Question: Question about edgeR usage with one case and multiple controls
0
3.4 years ago by
gavin.oliver0 wrote:

Hi,

I am using a piece of pre-existing code to perform differential expression analysis with a single case and multiple (6) controls.  I am a non-statistician and am somewhat new to the minutiae of edgeR.

I include the core of the code below.  Essentially I want to confirm whether the solution currently being used is suitable, or if there is a better alternative for the 1 vs 6 scenario.

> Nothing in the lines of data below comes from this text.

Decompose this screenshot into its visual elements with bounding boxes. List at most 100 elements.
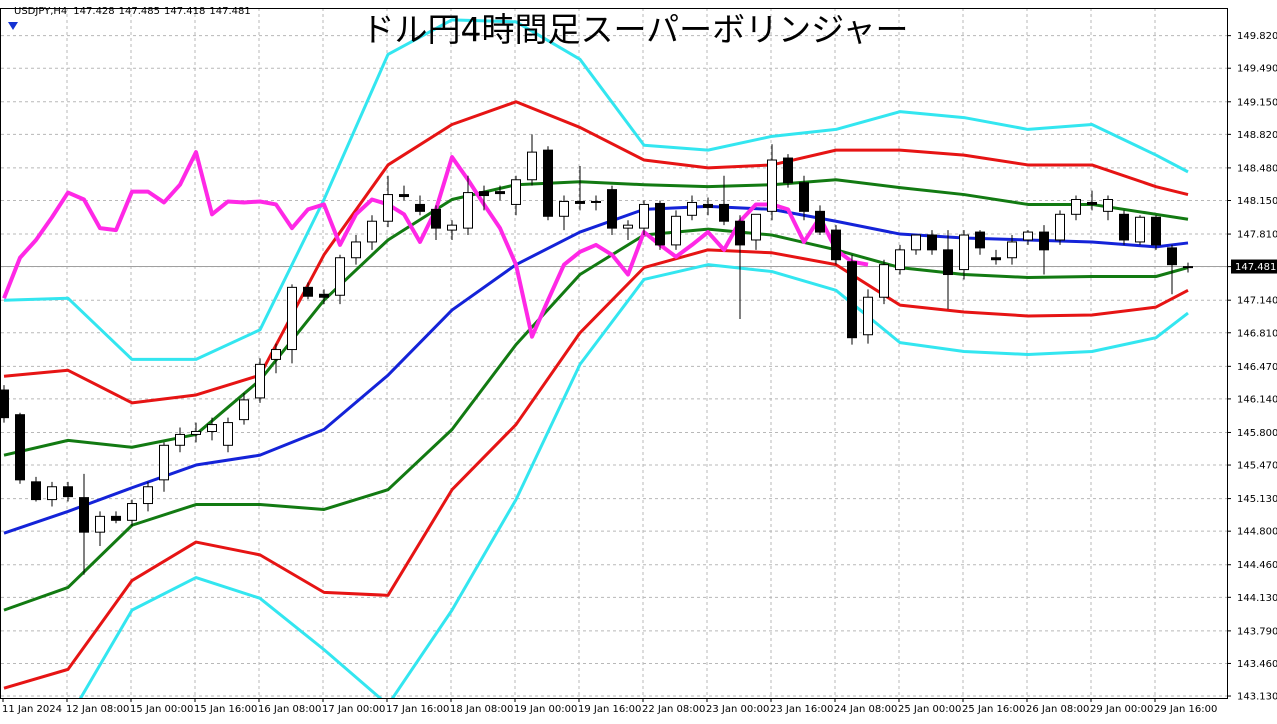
candle-body <box>191 430 201 435</box>
candle-body <box>143 486 153 505</box>
candle-body <box>719 203 729 222</box>
candle-body <box>543 149 553 217</box>
candle-body <box>575 200 585 204</box>
candle-body <box>927 234 937 251</box>
candle-body <box>223 422 233 446</box>
candle-body <box>1103 199 1113 212</box>
candle-body <box>495 191 505 195</box>
y-tick-label: 143.460 <box>1237 659 1277 670</box>
y-tick-label: 144.460 <box>1237 560 1277 571</box>
y-tick-label: 146.810 <box>1237 328 1277 339</box>
candle-body <box>767 159 777 212</box>
header: USDJPY,H4 147.428 147.485 147.418 147.481 <box>14 6 251 17</box>
candle-body <box>655 202 665 246</box>
candle-body <box>671 215 681 246</box>
candle-body <box>751 213 761 241</box>
y-tick-label: 149.150 <box>1237 97 1277 108</box>
y-tick-label: 145.800 <box>1237 428 1277 439</box>
x-tick-label: 17 Jan 16:00 <box>386 704 449 715</box>
candle-body <box>703 203 713 208</box>
candle-body <box>1167 247 1177 266</box>
x-tick-label: 22 Jan 08:00 <box>642 704 705 715</box>
candle-body <box>1071 199 1081 215</box>
plot-frame <box>0 8 1228 699</box>
x-tick-label: 23 Jan 00:00 <box>706 704 769 715</box>
ohlc-value: 147.418 <box>164 6 205 17</box>
candle-body <box>1007 241 1017 259</box>
candle-body <box>639 203 649 229</box>
x-tick-label: 17 Jan 00:00 <box>322 704 385 715</box>
y-tick-label: 145.470 <box>1237 461 1277 472</box>
x-tick-label: 24 Jan 08:00 <box>834 704 897 715</box>
candle-body <box>815 210 825 233</box>
candle-body <box>895 249 905 271</box>
y-tick-label: 144.800 <box>1237 527 1277 538</box>
candle-body <box>687 201 697 216</box>
candle-body <box>79 497 89 533</box>
candle-body <box>207 424 217 432</box>
candle-body <box>447 224 457 231</box>
x-tick-label: 18 Jan 08:00 <box>450 704 513 715</box>
candle-body <box>479 191 489 197</box>
candle-body <box>255 363 265 399</box>
candle-body <box>1119 213 1129 241</box>
x-tick-label: 16 Jan 08:00 <box>258 704 321 715</box>
candles <box>1 134 1193 575</box>
band-line <box>3 248 1189 690</box>
candle-body <box>303 286 313 297</box>
candle-body <box>239 399 249 421</box>
candle-body <box>607 189 617 229</box>
y-tick-label: 144.130 <box>1237 593 1277 604</box>
candle-body <box>319 293 329 298</box>
candle-body <box>959 234 969 271</box>
candle-body <box>175 433 185 446</box>
ohlc-value: 147.485 <box>119 6 160 17</box>
candle-body <box>559 200 569 217</box>
band-line <box>3 178 1189 457</box>
candle-body <box>383 194 393 222</box>
y-tick-label: 147.140 <box>1237 296 1277 307</box>
y-tick-label: 146.470 <box>1237 362 1277 373</box>
x-tick-label: 19 Jan 00:00 <box>514 704 577 715</box>
y-tick-label: 143.130 <box>1237 692 1277 703</box>
candle-body <box>31 481 41 501</box>
y-tick-label: 148.480 <box>1237 163 1277 174</box>
y-tick-label: 149.820 <box>1237 31 1277 42</box>
candle-body <box>1151 216 1161 246</box>
candle-body <box>1087 201 1097 205</box>
candle-body <box>1055 213 1065 241</box>
symbol: USDJPY,H4 <box>14 6 67 17</box>
candle-body <box>847 261 857 339</box>
last-price-label: 147.481 <box>1235 262 1276 273</box>
y-tick-label: 147.810 <box>1237 230 1277 241</box>
candle-body <box>863 296 873 336</box>
candle-body <box>271 349 281 360</box>
y-tick-label: 145.130 <box>1237 494 1277 505</box>
x-tick-label: 29 Jan 00:00 <box>1090 704 1153 715</box>
ohlc-value: 147.481 <box>209 6 250 17</box>
y-tick-label: 149.490 <box>1237 64 1277 75</box>
candle-body <box>991 257 1001 261</box>
candle-body <box>879 264 889 298</box>
x-tick-label: 19 Jan 16:00 <box>578 704 641 715</box>
y-tick-label: 146.140 <box>1237 394 1277 405</box>
candle-body <box>975 231 985 249</box>
candle-body <box>799 182 809 212</box>
x-tick-label: 25 Jan 16:00 <box>962 704 1025 715</box>
candle-body <box>111 515 121 521</box>
grid <box>1 8 1227 698</box>
candle-body <box>415 203 425 212</box>
candle-body <box>943 249 953 276</box>
candle-body <box>351 241 361 259</box>
candle-body <box>95 515 105 533</box>
last-price-box <box>1231 259 1277 274</box>
candle-body <box>783 157 793 184</box>
candle-body <box>431 208 441 229</box>
candle-body <box>911 234 921 251</box>
candle-body <box>735 220 745 246</box>
y-tick-label: 148.820 <box>1237 130 1277 141</box>
candle-body <box>1183 266 1193 269</box>
candle-body <box>463 192 473 229</box>
candle-body <box>399 194 409 198</box>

Any input would be appreciated.

Best,

Gavin

y <- calcNormFactors(y)
#creatin the design matrix
condition=factor(c(rep("T", 1), rep("N", ncol(allrpkms)-1)))
data.frame(Sample=colnames(y),condition)
design <- model.matrix(~condition)
rownames(design) <- colnames(y)
#estimating the dispersion for the dataset
y <- estimateGLMCommonDisp(y, design, verbose=TRUE)
y <- estimateGLMTrendedDisp(y, design)
y <- estimateGLMTagwiseDisp(y, design)
#determine differentially expressed genes. Fit genewise glms
fit <- glmFit(y, design)
lrt <- glmLRT(fit)
#Conduct likelihood ratio tests for tumour vs normal tissue differences and show the top genes:
deseqres<-topTags( lrt , n = nrow( lrt$table ) )$table

modified 3.4 years ago • written 3.4 years ago by gavin.oliver0
2
3.4 years ago by
Aaron Lun25k
Cambridge, United Kingdom
Aaron Lun25k wrote:

As you may have realized, the experimental setup isn't ideal. You don't get a lot of power for detecting changes because, obviously, it's hard to trust DE when you only have a single "case" sample in which that DE can occur. That being said, the edgeR code itself is fine. Remember to filter out low-abundance genes, if you haven't already. You can also make life easier for yourself by setting n=Inf in topTags.

0
3.4 years ago by
gavin.oliver0 wrote:

Hi Aaron,

I fully understand your point about the single case, however this is essentially within a research-based individualized medicine (n of 1) scenario, which ties our hands somewhat.

Low expressed genes have already been filtered, but the advice is appreciated.

In this 1 vs 6 setup, can we put any stock in the p-values output by EdgeR, or should we work solely from fold-change in your opinion?

Best,

Gavin

1

As Ryan has said, the p-values are fine; type I error rates will still be controlled in this situation. The problem is with power, or specifically, your lack of it. Throwing an extra log-fold change threshold into the mix will probably just make things worse - but if you must do so, use glmTreat rather than naively thresholding on the reported values.

More generally, even with individualized medicine, I suspect that you should be able to get multiple samples by collecting them repeatedly from the same patient (e.g., multiple biopsies, or sample at multiple times). These "replicates" will be more technical than biological in nature, as they won't allow generalization of your conclusions to other patients. However, that might not matter if all you care about are the inferences for this particular patient. (Don't rush ahead and do this, though. This strategy might not play nicely with your control samples, which are presumably across different individuals. In the most extreme case, you might underestimate the dispersion for the controls and overestimate them for the patient samples, which would probably have odd and unpredictable effects on edgeR's behaviour. Perhaps there's an argument for using group-specific dispersions here...)

Gordon has said in the past, in response to a similar question of mine, that comparisons between a high-variance group and a low-variance groupusing edgeR (in which the estimated dispersion is intermediate between the two groups) should be slightly over-conservative if anything.

Thanks again for all the input Aaron - it is a great help.

Regarding the multiple biopsies, I absolutely agree and have pushed the same point many times, but unfortunately there is still a disconnect between standard clinical practice and the needs of researchers on the clinical threshold.  Change happens but slowly...

The p-values are as accurate as they can be, but you might not get a whole lot of DE calls because of the small sample size. The other aspect to keep in mind is that the estimated dispersions will only reflect the control group variability, since there is no way to estimate dispersions for the single case. In this sense, I believe that the test is roughly analogous to fitting a distribution to the controls and then computing a z-score of the case relative to that distribution.

In any case, using a method like edgeR that accounts for gene-specific variability is certainly going to be better than relying purely on logFC. Relying on logFC would basically be equivalent to assuming that all genes have equal variance.